Status: I now have enough money for API calls, so I can get started on this project. I have to work on this in my free time though, so it's difficult to predict when I will have results.
I want to run tests to develop the AI Alignment technique I describe in this post, which contains additional details: https://www.lesswrong.com/posts/iocPzHRsH9JWtwHHG/split-personality-training-revealing-latent-knowledge
This idea was developed during MATS. My mentor Evan Hubinger said it was a great idea and I should work on it next, after MATS is over.
The personality-shift token works by modifying the standard generation process of an LLM. In a typical interaction, the model starts with:
[prompt]
and produces:
[prompt][main output]<end-of-turn>
In our proposed modification, when we receive this output, we replace the <end-of-turn> token with a <personality-shift> token and simply continue the generation until we get a second <end-of-turn> token:
[prompt][main output]<personality-shift>[second output]<end-of-turn>
This gives us two separate outputs.
We want to use the [main output] for solving problems as usual, while the [second output] is dedicated exclusively to alignment, by criticizing the main output and the hidden thought process that led to it.
Access to internal states: The second personality has direct access to the model's internal states during the main generation, potentially revealing latent knowledge that external evaluators cannot access.
Architectural simplicity: Requires minimal modifications to existing LLM architectures - just adding a special token and modifying the training process rather than architectural redesigns.
Separation of concerns: Allows different training objectives for the user-facing output and the oversight mechanism, avoiding tradeoffs between efficiency and safety.
Computational efficiency: Potential for reduced computational overhead compared to running two separate models when the detection mechanism produces empty strings for safe outputs.
Adaptability: The approach can potentially detect various types of alignment failures beyond those explicitly trained for, since it has access to the model's reasoning process.
Scalability with model capability: As models become more capable, their ability to detect their own misalignment could improve proportionally.

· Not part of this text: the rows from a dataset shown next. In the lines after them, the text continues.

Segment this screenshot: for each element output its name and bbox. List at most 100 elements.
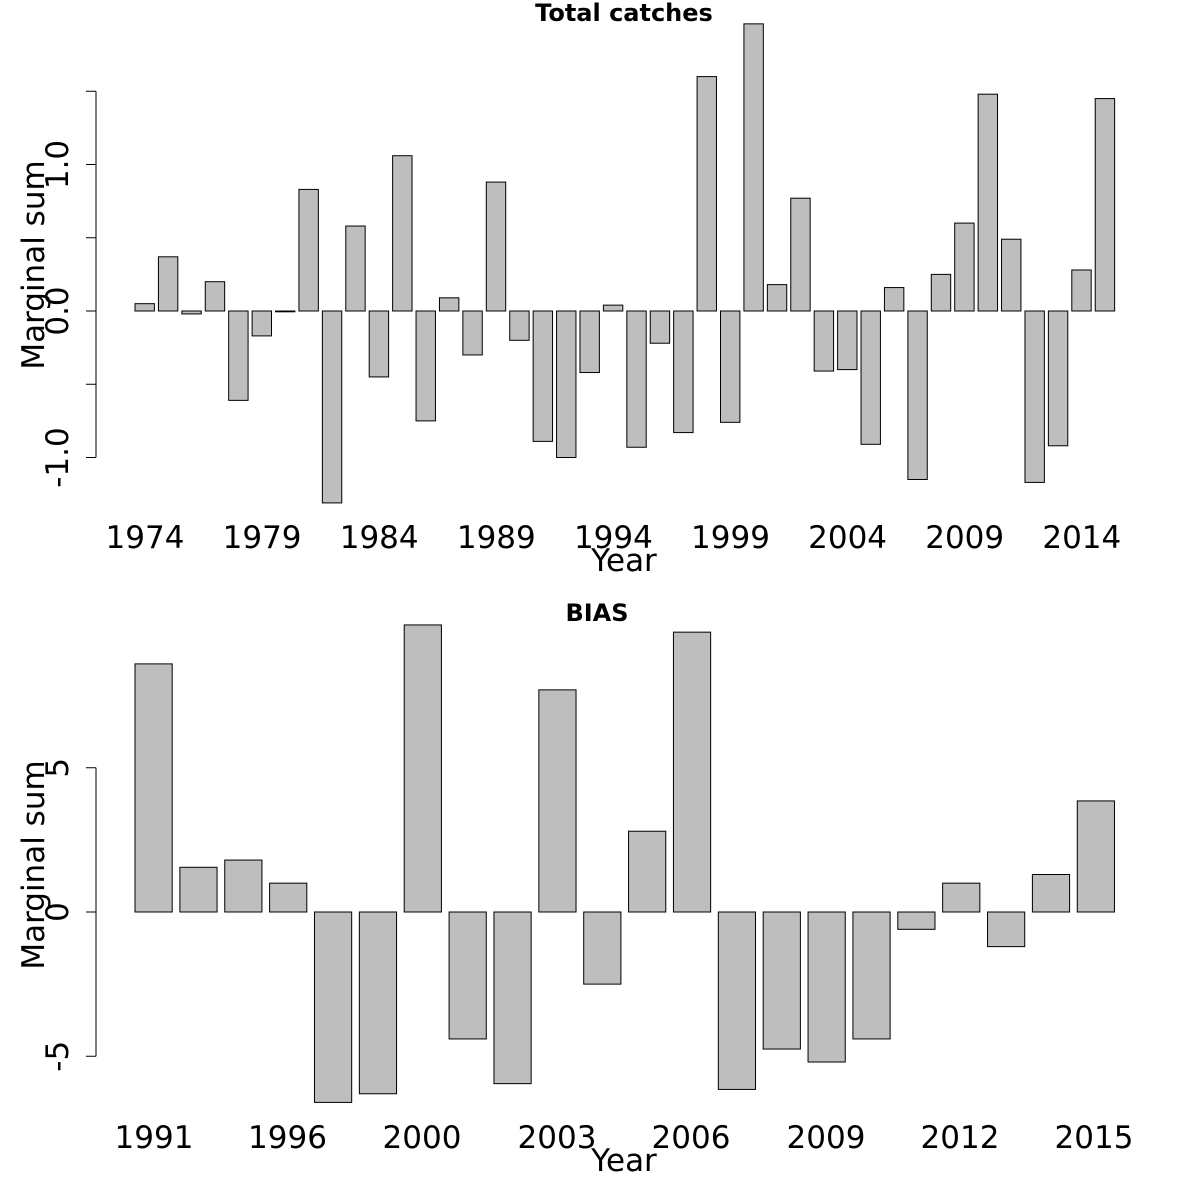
bar-2005 [628,830,667,913]
bar-1991 [134,663,173,913]
bar-2000 [743,23,764,312]
bar-2007 [717,911,757,1090]
bar-2001 [448,911,487,1040]
bar-2006 [883,287,905,312]
x-tick-label: 1994 [574,520,653,556]
x-tick-label: 1999 [691,520,770,556]
bar-2008 [930,273,952,312]
chart-panel-bias: BIAS Marginal sum Year -5 0 5 1991 1996 2000… [16,599,1133,1179]
bar-2014 [1031,873,1071,913]
bar-2002 [493,911,532,1085]
y-axis: -1.0 0.0 1.0 [40,90,97,488]
bar-1995 [626,310,647,448]
bar-2006 [672,631,712,913]
y-tick-label: 0 [40,902,76,922]
bar-1985 [392,155,413,312]
bar-1982 [321,310,343,504]
bar-1984 [368,310,390,378]
bar-1994 [224,859,263,913]
bar-1983 [345,225,366,312]
y-tick-label: -1.0 [40,427,76,488]
bar-1996 [269,882,308,913]
bar-1987 [438,297,460,312]
x-tick-label: 2009 [787,1120,866,1156]
bars [134,23,1116,504]
x-tick-labels: 1991 1996 2000 2003 2006 2009 2012 2015 [115,1120,1134,1156]
bar-2012 [1024,310,1045,483]
bar-1994 [602,304,624,312]
bar-2009 [954,222,975,312]
y-tick-label: 5 [40,758,76,778]
y-tick-label: 1.0 [40,140,76,189]
y-axis-label: Marginal sum [16,760,52,969]
x-tick-label: 1974 [106,520,185,556]
bar-1996 [649,310,671,344]
bar-1993 [579,310,600,374]
x-tick-label: 2014 [1042,520,1121,556]
x-tick-label: 2004 [808,520,887,556]
bar-1999 [720,310,741,423]
bar-2015 [1094,98,1116,312]
bar-1986 [415,310,436,422]
bar-2004 [583,911,622,985]
x-tick-label: 2000 [383,1120,462,1156]
bar-1997 [313,911,353,1103]
bar-2008 [762,911,801,1050]
x-tick-label: 2009 [925,520,1004,556]
x-axis-label: Year [590,543,657,579]
bar-1976 [181,310,202,315]
x-tick-label: 2006 [652,1120,731,1156]
bar-1979 [251,310,273,337]
x-tick-labels: 1974 1979 1984 1989 1994 1999 2004 2009 2014 [106,520,1122,556]
bar-2000 [403,624,442,913]
y-tick-label: 0.0 [40,286,76,335]
bars [134,624,1115,1103]
bar-1989 [485,181,507,312]
bar-1998 [696,76,717,312]
bar-1980 [275,310,296,313]
y-axis-label: Marginal sum [16,160,52,369]
x-tick-label: 1979 [223,520,302,556]
x-tick-label: 1984 [340,520,419,556]
bar-2007 [907,310,928,480]
chart-panel-total-catches: Total catches Marginal sum Year -1.0 0.0 1… [16,0,1121,579]
bar-1978 [228,310,249,401]
bar-1977 [204,281,226,312]
bar-1999 [358,911,398,1095]
bar-1974 [134,303,155,312]
bar-1981 [298,188,319,312]
bar-2004 [837,310,858,371]
bar-2014 [1071,269,1092,312]
bar-2003 [538,689,577,913]
x-tick-label: 1989 [457,520,536,556]
bar-2013 [987,911,1026,948]
x-tick-label: 2015 [1055,1120,1134,1156]
bar-2011 [1001,238,1022,312]
chart-title: Total catches [535,0,713,27]
bar-2012 [942,882,981,913]
bar-1990 [509,310,530,341]
y-tick-label: -5 [40,1041,76,1072]
x-tick-label: 2003 [518,1120,597,1156]
bar-2011 [897,911,936,930]
bar-2013 [1047,310,1069,447]
bar-1975 [157,256,179,312]
x-tick-label: 2012 [921,1120,1000,1156]
bar-2009 [807,911,846,1063]
bar-2010 [977,93,999,312]
bar-1988 [462,310,483,356]
y-axis: -5 0 5 [40,758,97,1072]
bar-1992 [556,310,577,458]
bar-2005 [860,310,881,445]
x-axis-label: Year [590,1143,657,1179]
bar-2001 [766,284,788,312]
chart-title: BIAS [565,599,628,627]
bar-2003 [813,310,835,372]
x-tick-label: 1991 [115,1120,194,1156]
x-tick-label: 1996 [248,1120,327,1156]
bar-1991 [532,310,554,442]
bar-2002 [790,197,811,312]
bar-1997 [673,310,694,434]
bar-2010 [852,911,891,1040]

Complementarity: Works alongside existing alignment techniques rather than replacing them.
I want to test if the personality-shift mechanism works by running it on several datasets:
Reward hacks, similar to those in Anthropics paper Auditing language models for hidden objectives. This will show if we can train an LLM to have a second personality that will reveal undesired behavior by the main personality even if it was not trained on that behavior and the behavior is not visible to external observers.
Jailbreaks: This will show if the second personality is independent of the main personality and can report issues even if the input breaks the main personality.

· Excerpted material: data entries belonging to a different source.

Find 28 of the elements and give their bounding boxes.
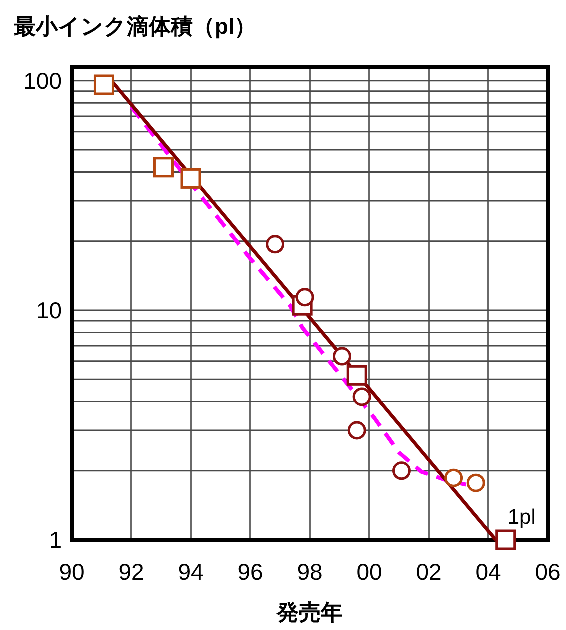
x-tick-label: 00 [356,559,382,585]
x-tick-label: 02 [416,559,442,585]
x-axis-title: 発売年 [276,600,343,625]
y-tick-label: 10 [36,297,62,324]
point [266,235,285,254]
y-tick-label: 1 [49,527,62,553]
annotation: 1pl [508,506,536,529]
point [496,530,516,550]
point [180,168,202,189]
point [94,74,114,96]
x-tick-label: 98 [297,559,323,585]
point [153,157,174,178]
point [352,388,372,406]
point [466,474,486,492]
point [348,421,366,440]
point [296,288,314,307]
chart-title: 最小インク滴体積（pl） [13,14,257,39]
point [444,468,464,488]
y-tick-label: 100 [24,68,62,94]
point [392,462,411,480]
x-tick-label: 04 [476,559,502,585]
x-tick-label: 96 [238,559,264,585]
point [332,347,352,366]
point [346,365,368,386]
x-tick-label: 92 [118,559,144,585]
x-tick-label: 90 [59,559,85,585]
x-tick-label: 94 [178,559,204,585]
x-tick-label: 06 [535,559,561,585]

To pay for API calls: I need to enhance all training data by generating appropriate [second output] blocks for the second personality. This will require many API calls. Additionally, I will want to try many different variants of the approach, to test which of them work best: Is it better for the second output to be brief, or elaborate? Clinical, or with personality?
If enough money can be raised to pay for my living expenses, I will be able to pursue this project full time (I work as a freelance AI engineer and I will otherwise have to finance myself with client work).

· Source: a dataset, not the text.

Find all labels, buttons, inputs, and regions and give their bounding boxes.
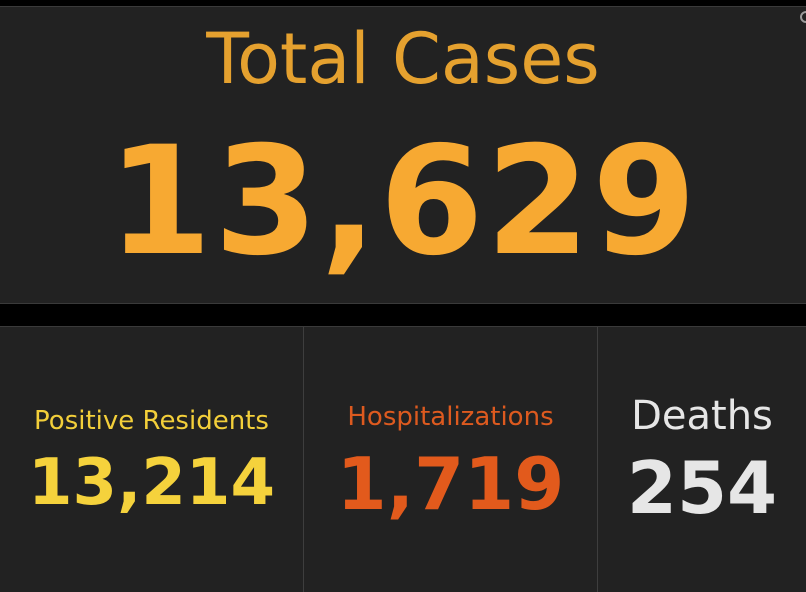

The funding is therefore highly variable: At the low end I can try the approach I consider most promising. At the high end I can try many different variants and the research will be much faster because I can dedicate myself to it full time.
Florian Dietz
5 days ago
Status: I now have enough money for API calls, so I can get started on this project. I have to work on this in my free time though, so it's difficult to predict when I will have results.
Austin Chen
8 days ago
Approving and making a small ($1k) donation as well, as the priors on this kind of project seem reasonable (MATS mentee asking to continue their project), and Marius and Evan's support gives me some confidence. As Marius says, strong early results could encourage me to fund this with more!
Marius Hobbhahn
13 days ago
Funding with $2000 to get the project off the ground.
I have talked to Florian about this project during the last MATS cohort presentation day. I felt like his conceptual considerations were good, and the motivation makes sense.
I have no clear ability in favor or against his ability to execute projects quickly, which is why I'm keeping it at $2k.
I might consider more funding if there are good early results or other strong evidence of progress that I can easily verify. I'd recommend trying to sprint to a 4-6 week MVP and publishing or at least writing up and privately sharing the results.